Black hole scientists win 2020 Nobel Prize

Three scientists won the 2020 Nobel Prize for Physics Tuesday (October 6), for their work on black holes - one of the universe's most mysterious phenomena.

Among them was the fourth woman ever to win the award.

"The Royal Swedish Academy of Sciences has today decided to award the 2020 Nobel Prize in Physics with one half to Roger Penrose, for the discovery that black hole formation is a robust prediction of the general theory of relativity. And the other half, jointly to Andrea Ghez and Reinhard Genzel for the discovery of a supermassive compact object at the centre of our galaxy."
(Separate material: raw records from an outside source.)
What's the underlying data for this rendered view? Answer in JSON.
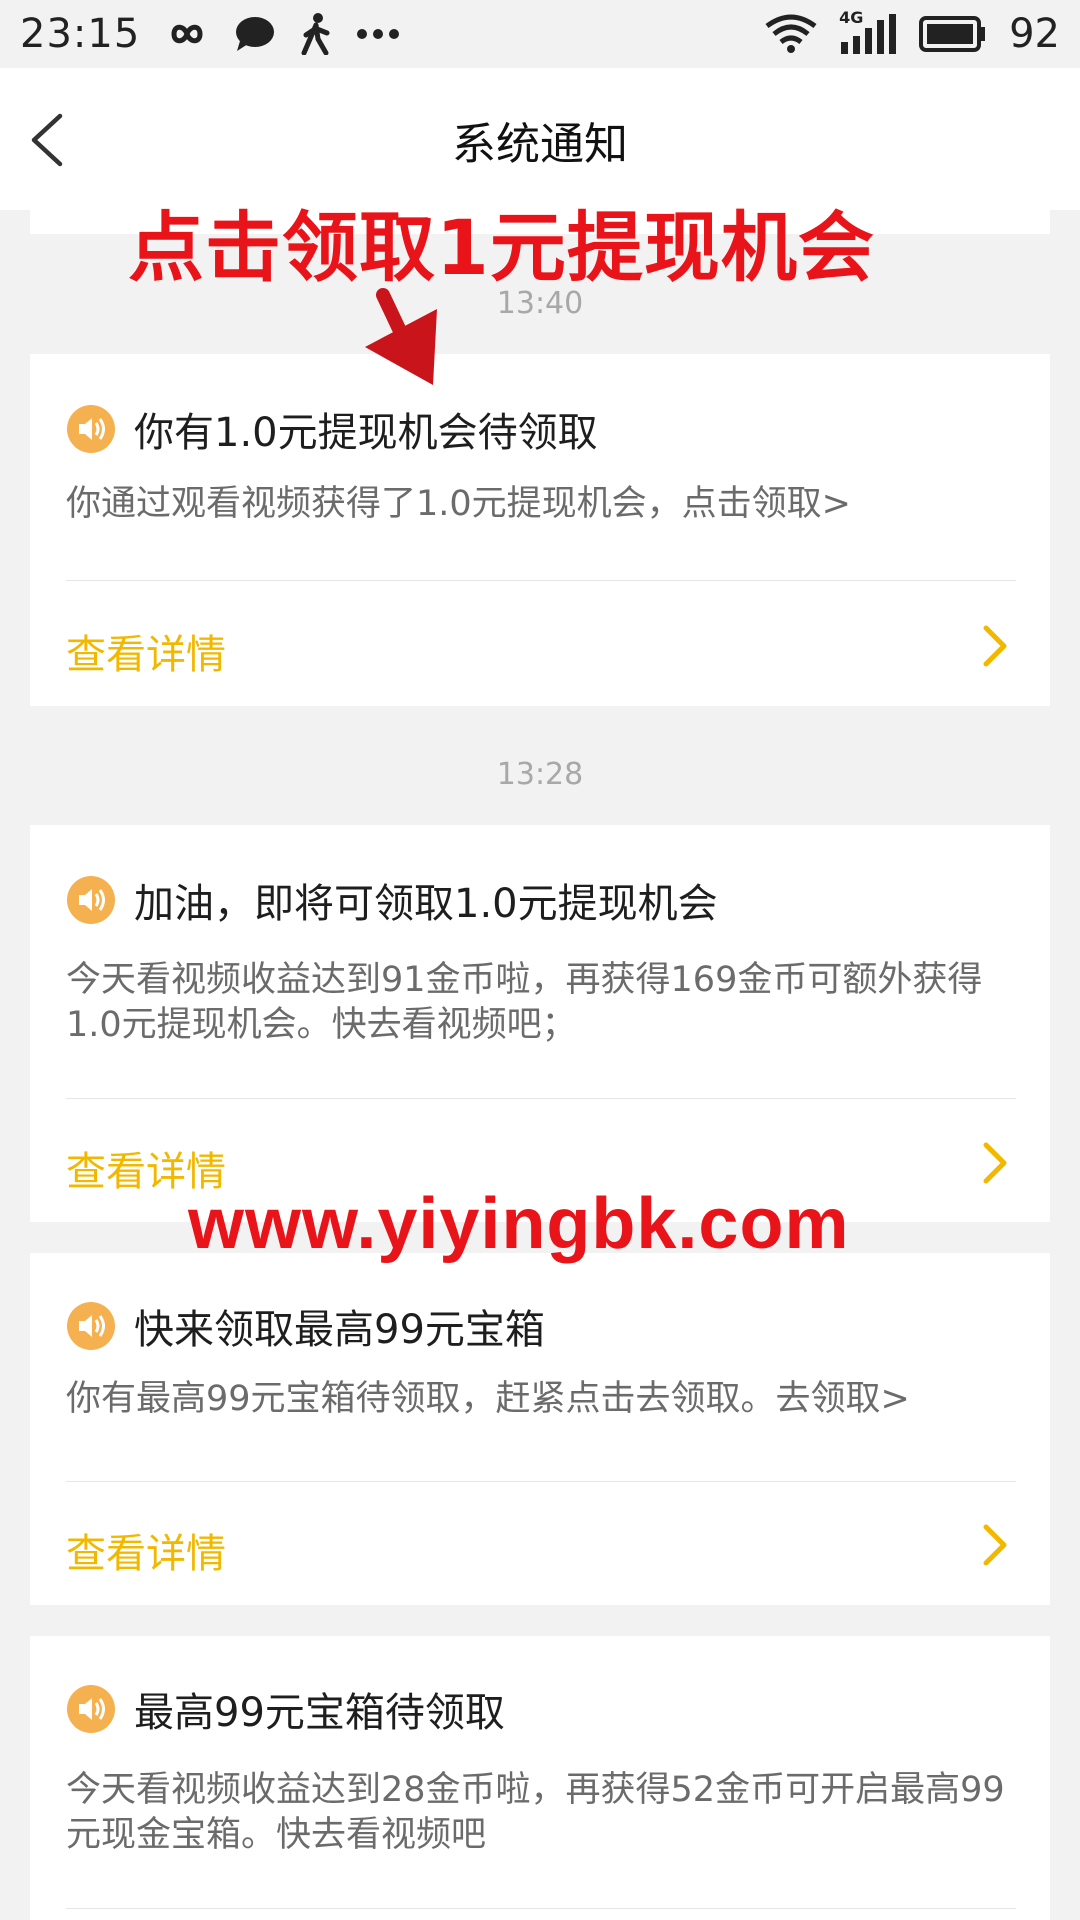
{
  "status_bar": {
    "time": "23:15",
    "battery_level": "92",
    "network_label": "4G",
    "icons": [
      "infinity-icon",
      "chat-bubble-icon",
      "walking-person-icon",
      "more-dots-icon",
      "wifi-icon",
      "signal-icon",
      "battery-icon"
    ]
  },
  "nav": {
    "title": "系统通知",
    "back_icon": "back-arrow-icon"
  },
  "overlay": {
    "promo_text": "点击领取1元提现机会",
    "watermark": "www.yiyingbk.com",
    "colors": {
      "promo": "#e8141a"
    }
  },
  "colors": {
    "link": "#f2b800",
    "speaker_icon": "#f5b04f",
    "body_text": "#6b6b6b",
    "timestamp": "#a8a8a8"
  },
  "notifications": [
    {
      "time": "13:40",
      "title": "你有1.0元提现机会待领取",
      "body": "你通过观看视频获得了1.0元提现机会，点击领取>",
      "link": "查看详情"
    },
    {
      "time": "13:28",
      "title": "加油，即将可领取1.0元提现机会",
      "body": "今天看视频收益达到91金币啦，再获得169金币可额外获得1.0元提现机会。快去看视频吧；",
      "link": "查看详情"
    },
    {
      "time": "",
      "title": "快来领取最高99元宝箱",
      "body": "你有最高99元宝箱待领取，赶紧点击去领取。去领取>",
      "link": "查看详情"
    },
    {
      "time": "",
      "title": "最高99元宝箱待领取",
      "body": "今天看视频收益达到28金币啦，再获得52金币可开启最高99元现金宝箱。快去看视频吧",
      "link": ""
    }
  ]
}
U.S. scientist Andrea Ghez, from the University of California, Los Angeles, shared her half of the $1.1 million prize with Germany's Reinhard Genzel, who works at Berkeley in the U.S..

They discovered that an invisible and extremely heavy object governs the orbits of stars at the center of our galaxy.

Ghez is the fourth woman to win the physics prize. The first was Marie Curie in 1903.

Genzel, meanwhile, was shocked by his win.

"It's a remarkable state. Initially I was completely flabbergasted, because I surely had not expected it."

The other half of the prize was won by Britain's Roger Penrose, a professor from the University of Oxford.

He was recognised for using mathematics to prove that black holes are a direct consequence of Albert Einstein's general theory of relativity.

Physics has dominated the spotlight at the Nobel awards in previous years.

Einstein himself won the Nobel prize for his discoveries about the make-up of the universe.

The award committee's David Haviland said findings made by this year's winners had 'broken new ground in the study of supermassive objects'.